Investigating the Exponential Distribution and the Central Limit Theorem

Overview

This report investigates the behavior of the exponential distribution and its relationship to the Central Limit Theorem (CLT). Using simulations in R, we analyze the distribution of the sample mean of 40 exponentials over 1000 simulations. Specifically, the study compares the sample mean and variance to their theoretical counterparts and demonstrates the approximate normality of the sample mean distribution.

Simulations

We performed the following simulations using R:

  1. Generated 1000 samples of 40 exponentials each with 𝜆= 0.2.
  2. Calculated the sample means for each set of 40 exponentials.
  3. Compared the sample mean and variance to the theoretical values.
  4. Examined the approximate normality of the sample mean distribution.
# Setting parameters
lambda <- 0.2
n <- 40
simulations <- 1000

# Simulating 1000 samples of 40 exponentials
set.seed(123)  # For reproducibility
sample_means <- replicate(simulations, mean(rexp(n, lambda)))

# Generating a histogram for visualization
hist(sample_means, breaks = 30, probability = TRUE, main = "Distribution of Sample Means (40 Exponentials)", xlab = "Sample Mean")

Sample Mean versus Theoretical Mean

The theoretical mean of the exponential distribution is 𝜇= \(\frac{1}{𝜆}\) = 5. The sample mean from the simulations is calculated as the average of all 1000 means.

Theoretical Mean: 5 
Sample Mean: 5.011911 

Explanation:

  • The theoretical mean is 5. The sample mean from the simulations should closely approximate this value due to the Law of Large Numbers.

Sample Variance versus Theoretical Variance

The theoretical variance of the mean of 40 exponentials is given by:

Variance = \(\frac{𝜎^{2}}{𝑛}\) = \(\frac{(\frac{1}{𝜆})^{2}}{𝑛}\) Where \(𝜎^{2}\) = \(\frac{1}{𝜆^{2}}\) is the variance of the exponential distribution.

# Theoretical variance
theoretical_variance <- (1 / lambda)^2 / n

# Sample variance
sample_variance <- var(sample_means)

# Results
cat("Theoretical Variance:", theoretical_variance, "\n")
Theoretical Variance: 0.625 
cat("Sample Variance:", sample_variance, "\n")
Sample Variance: 0.6004928 

Explanation:

  • The sample variance should align closely with the theoretical variance, confirming the CLT prediction for the distribution of sample means.

Distribution

We compare the histogram of 1000 averages of 40 exponentials with the normal distribution to verify approximate normality.
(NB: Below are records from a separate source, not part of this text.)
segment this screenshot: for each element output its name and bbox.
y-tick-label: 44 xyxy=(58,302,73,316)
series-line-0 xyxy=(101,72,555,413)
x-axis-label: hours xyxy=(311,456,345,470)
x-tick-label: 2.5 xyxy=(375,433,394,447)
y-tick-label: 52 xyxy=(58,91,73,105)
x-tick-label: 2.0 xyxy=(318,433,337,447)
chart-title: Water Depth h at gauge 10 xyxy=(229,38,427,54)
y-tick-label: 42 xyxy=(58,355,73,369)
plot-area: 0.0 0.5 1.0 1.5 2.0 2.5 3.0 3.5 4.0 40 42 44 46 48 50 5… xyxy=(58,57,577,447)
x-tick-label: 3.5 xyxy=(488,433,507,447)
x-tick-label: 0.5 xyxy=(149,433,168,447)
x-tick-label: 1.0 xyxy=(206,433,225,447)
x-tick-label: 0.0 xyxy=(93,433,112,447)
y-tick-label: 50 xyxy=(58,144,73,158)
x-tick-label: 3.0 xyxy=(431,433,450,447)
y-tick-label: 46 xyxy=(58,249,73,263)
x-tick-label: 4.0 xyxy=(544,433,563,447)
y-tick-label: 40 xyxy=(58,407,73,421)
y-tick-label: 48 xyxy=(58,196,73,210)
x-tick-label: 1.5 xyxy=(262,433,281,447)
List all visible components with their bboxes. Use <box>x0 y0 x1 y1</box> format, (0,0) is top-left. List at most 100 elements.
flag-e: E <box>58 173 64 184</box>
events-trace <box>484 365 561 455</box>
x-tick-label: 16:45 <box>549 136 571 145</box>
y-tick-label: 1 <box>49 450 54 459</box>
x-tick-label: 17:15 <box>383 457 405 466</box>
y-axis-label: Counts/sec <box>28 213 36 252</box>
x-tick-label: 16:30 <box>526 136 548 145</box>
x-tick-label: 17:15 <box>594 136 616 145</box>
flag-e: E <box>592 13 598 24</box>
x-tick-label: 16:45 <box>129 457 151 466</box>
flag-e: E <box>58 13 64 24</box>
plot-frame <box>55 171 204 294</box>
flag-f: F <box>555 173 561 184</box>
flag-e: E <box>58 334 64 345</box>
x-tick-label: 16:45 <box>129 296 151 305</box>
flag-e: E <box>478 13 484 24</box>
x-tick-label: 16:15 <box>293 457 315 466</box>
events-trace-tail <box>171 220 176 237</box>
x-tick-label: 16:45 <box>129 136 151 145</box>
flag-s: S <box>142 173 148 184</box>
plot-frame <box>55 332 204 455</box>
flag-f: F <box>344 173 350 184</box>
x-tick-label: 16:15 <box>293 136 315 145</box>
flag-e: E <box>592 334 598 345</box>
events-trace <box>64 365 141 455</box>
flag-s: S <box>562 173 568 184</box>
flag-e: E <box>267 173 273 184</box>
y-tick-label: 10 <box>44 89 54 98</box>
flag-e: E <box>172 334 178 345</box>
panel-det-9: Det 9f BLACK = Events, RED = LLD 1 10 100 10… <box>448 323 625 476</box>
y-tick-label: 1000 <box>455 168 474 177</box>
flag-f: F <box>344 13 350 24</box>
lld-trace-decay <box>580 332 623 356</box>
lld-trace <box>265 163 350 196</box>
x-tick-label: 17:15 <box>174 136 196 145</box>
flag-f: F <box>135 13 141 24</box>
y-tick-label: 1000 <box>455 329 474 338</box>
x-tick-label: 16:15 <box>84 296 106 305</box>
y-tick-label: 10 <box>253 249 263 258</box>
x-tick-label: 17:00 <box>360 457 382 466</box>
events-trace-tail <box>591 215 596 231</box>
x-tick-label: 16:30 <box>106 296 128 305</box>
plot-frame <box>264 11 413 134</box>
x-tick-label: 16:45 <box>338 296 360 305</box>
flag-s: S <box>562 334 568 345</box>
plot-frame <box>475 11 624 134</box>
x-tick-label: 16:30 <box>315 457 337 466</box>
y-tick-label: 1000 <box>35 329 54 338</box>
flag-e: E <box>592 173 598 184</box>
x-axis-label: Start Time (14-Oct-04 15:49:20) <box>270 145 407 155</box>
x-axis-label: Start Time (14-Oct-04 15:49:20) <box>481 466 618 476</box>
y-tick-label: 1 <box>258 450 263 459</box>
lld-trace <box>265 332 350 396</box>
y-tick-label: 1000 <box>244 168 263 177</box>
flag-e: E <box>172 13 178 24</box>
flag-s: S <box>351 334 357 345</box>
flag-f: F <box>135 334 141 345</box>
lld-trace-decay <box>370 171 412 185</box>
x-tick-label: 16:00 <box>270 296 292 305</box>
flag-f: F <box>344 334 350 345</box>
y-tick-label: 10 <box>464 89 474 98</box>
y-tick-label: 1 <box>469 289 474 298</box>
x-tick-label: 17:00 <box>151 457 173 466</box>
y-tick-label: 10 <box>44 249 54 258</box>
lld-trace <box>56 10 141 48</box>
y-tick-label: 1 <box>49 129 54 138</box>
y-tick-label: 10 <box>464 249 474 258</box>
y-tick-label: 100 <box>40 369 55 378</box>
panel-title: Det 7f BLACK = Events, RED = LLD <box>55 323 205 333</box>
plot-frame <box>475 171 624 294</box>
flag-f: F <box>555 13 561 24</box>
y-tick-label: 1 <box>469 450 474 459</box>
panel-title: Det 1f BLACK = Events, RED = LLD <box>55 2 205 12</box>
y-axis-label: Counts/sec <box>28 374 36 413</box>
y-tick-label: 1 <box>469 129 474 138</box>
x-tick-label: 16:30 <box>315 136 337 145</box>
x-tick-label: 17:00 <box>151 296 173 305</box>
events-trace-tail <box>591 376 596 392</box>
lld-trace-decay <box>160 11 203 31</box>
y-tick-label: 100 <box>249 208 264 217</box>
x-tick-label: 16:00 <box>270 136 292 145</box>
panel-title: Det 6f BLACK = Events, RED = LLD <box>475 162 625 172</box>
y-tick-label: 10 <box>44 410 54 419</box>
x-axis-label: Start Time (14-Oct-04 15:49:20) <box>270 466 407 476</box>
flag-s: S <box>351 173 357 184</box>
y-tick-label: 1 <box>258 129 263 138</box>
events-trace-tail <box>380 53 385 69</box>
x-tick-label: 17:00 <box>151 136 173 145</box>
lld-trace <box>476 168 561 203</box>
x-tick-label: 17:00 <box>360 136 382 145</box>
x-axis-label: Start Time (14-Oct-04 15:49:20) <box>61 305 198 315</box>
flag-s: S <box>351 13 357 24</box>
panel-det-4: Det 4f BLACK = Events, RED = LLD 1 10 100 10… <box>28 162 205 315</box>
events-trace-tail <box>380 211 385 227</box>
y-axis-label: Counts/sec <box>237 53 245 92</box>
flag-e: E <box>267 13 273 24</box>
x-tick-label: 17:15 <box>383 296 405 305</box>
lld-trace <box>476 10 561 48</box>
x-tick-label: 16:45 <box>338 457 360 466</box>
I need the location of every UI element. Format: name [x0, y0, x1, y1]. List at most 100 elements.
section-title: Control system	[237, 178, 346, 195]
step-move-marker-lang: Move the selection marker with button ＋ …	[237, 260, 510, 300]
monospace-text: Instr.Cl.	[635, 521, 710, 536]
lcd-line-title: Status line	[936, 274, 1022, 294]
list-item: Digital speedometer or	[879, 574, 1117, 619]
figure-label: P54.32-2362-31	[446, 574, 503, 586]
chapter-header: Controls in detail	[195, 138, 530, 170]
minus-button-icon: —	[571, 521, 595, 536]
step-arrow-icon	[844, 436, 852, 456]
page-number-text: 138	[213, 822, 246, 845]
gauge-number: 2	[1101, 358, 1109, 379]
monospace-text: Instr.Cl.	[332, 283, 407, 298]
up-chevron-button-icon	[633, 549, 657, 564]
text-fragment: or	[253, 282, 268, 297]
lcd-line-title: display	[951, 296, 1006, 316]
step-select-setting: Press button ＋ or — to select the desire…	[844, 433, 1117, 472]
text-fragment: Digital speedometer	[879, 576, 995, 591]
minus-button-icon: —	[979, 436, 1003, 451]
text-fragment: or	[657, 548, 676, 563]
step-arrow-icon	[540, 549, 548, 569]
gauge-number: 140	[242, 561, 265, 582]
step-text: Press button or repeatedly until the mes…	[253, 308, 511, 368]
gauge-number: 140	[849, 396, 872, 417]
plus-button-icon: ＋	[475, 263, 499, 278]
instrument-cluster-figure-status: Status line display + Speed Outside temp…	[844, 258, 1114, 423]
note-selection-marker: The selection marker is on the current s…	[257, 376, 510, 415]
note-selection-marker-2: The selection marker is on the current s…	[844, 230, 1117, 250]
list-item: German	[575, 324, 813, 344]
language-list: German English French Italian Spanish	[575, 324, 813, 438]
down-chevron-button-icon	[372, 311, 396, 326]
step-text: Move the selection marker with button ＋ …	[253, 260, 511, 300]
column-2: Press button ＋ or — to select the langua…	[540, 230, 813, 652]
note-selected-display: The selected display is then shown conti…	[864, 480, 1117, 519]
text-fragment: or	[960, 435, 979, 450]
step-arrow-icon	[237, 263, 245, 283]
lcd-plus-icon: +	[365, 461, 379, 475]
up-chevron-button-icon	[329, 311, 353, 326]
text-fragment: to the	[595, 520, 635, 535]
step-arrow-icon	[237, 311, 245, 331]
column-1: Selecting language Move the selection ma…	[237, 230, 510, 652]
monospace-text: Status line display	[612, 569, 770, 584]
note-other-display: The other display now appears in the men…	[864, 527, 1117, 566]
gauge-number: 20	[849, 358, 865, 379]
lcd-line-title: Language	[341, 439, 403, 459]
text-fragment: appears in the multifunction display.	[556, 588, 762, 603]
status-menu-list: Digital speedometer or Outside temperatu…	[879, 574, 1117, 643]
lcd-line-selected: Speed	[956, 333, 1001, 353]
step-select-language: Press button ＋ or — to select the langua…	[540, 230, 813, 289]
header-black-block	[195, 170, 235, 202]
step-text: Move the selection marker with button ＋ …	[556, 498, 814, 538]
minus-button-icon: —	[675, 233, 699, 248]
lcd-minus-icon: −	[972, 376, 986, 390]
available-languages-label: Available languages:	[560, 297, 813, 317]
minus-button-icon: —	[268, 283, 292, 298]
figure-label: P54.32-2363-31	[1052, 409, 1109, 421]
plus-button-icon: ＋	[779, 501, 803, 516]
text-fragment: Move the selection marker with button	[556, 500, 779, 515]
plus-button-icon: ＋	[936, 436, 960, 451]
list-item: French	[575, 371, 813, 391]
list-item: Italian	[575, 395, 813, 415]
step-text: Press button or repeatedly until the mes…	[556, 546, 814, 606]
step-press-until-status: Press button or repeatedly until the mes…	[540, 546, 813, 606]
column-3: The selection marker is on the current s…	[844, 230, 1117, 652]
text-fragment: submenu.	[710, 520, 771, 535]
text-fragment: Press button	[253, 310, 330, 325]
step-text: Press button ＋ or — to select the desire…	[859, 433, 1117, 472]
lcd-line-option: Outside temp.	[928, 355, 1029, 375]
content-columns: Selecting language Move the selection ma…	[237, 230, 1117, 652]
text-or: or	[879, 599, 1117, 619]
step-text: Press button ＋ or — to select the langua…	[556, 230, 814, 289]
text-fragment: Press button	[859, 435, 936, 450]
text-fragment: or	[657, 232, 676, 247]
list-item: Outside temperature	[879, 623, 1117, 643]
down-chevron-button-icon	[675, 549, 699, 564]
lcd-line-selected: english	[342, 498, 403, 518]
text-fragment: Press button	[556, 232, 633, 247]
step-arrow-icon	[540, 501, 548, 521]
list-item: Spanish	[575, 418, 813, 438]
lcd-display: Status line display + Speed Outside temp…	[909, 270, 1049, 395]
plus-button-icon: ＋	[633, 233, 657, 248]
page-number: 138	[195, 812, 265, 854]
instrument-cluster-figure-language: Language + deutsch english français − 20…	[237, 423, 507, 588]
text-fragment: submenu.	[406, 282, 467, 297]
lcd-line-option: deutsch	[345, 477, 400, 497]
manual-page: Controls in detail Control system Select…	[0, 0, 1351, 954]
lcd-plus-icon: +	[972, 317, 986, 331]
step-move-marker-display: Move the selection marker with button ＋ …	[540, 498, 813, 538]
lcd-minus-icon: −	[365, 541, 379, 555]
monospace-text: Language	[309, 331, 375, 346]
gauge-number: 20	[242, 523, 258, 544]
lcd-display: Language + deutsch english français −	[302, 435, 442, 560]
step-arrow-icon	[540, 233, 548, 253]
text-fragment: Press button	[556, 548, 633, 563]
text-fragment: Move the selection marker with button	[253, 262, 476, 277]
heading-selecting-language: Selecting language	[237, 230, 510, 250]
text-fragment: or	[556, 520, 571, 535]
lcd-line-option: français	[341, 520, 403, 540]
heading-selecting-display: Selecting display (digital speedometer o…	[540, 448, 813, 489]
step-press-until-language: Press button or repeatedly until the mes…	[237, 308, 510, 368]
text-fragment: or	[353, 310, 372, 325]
A normal curve is overlaid for comparison.

# Overlaying a normal curve on the histogram
hist(sample_means, breaks = 30, probability = TRUE, main = "Sample Means vs. Normal Distribution", xlab = "Sample Mean")
curve(dnorm(x, mean = theoretical_mean, sd = sqrt(theoretical_variance)), add = TRUE, col = "red", lwd = 2)

Explanation:

  • The histogram of the sample means appears bell-shaped, closely matching the overlaid normal curve, demonstrating approximate normality as predicted by the CLT.

Comparing Random Exponentials and Sample Means

To further illustrate the CLT, compare the histogram of 1000 random exponentials to that of the sample means.

# Random exponentials
random_exponentials <- rexp(1000, lambda)

# Histograms for comparison
par(mfrow = c(1, 2))
hist(random_exponentials, breaks = 30, probability = TRUE, main = "1000 Random Exponentials", xlab = "Value")
hist(sample_means, breaks = 30, probability = TRUE, main = "1000 Averages of 40 Exponentials", xlab = "Sample Mean")

Explanation:

  • The random exponential distribution is skewed, while the sample mean distribution is approximately normal due to the CLT.

Conclusion

This project demonstrates the Central Limit Theorem using simulations of the exponential distribution. The sample mean closely approximates the theoretical mean, and the sample variance aligns with the theoretical variance. The distribution of sample means exhibits approximate normality, even though the original exponential distribution is skewed. This confirms the CLT’s applicability to the exponential distribution.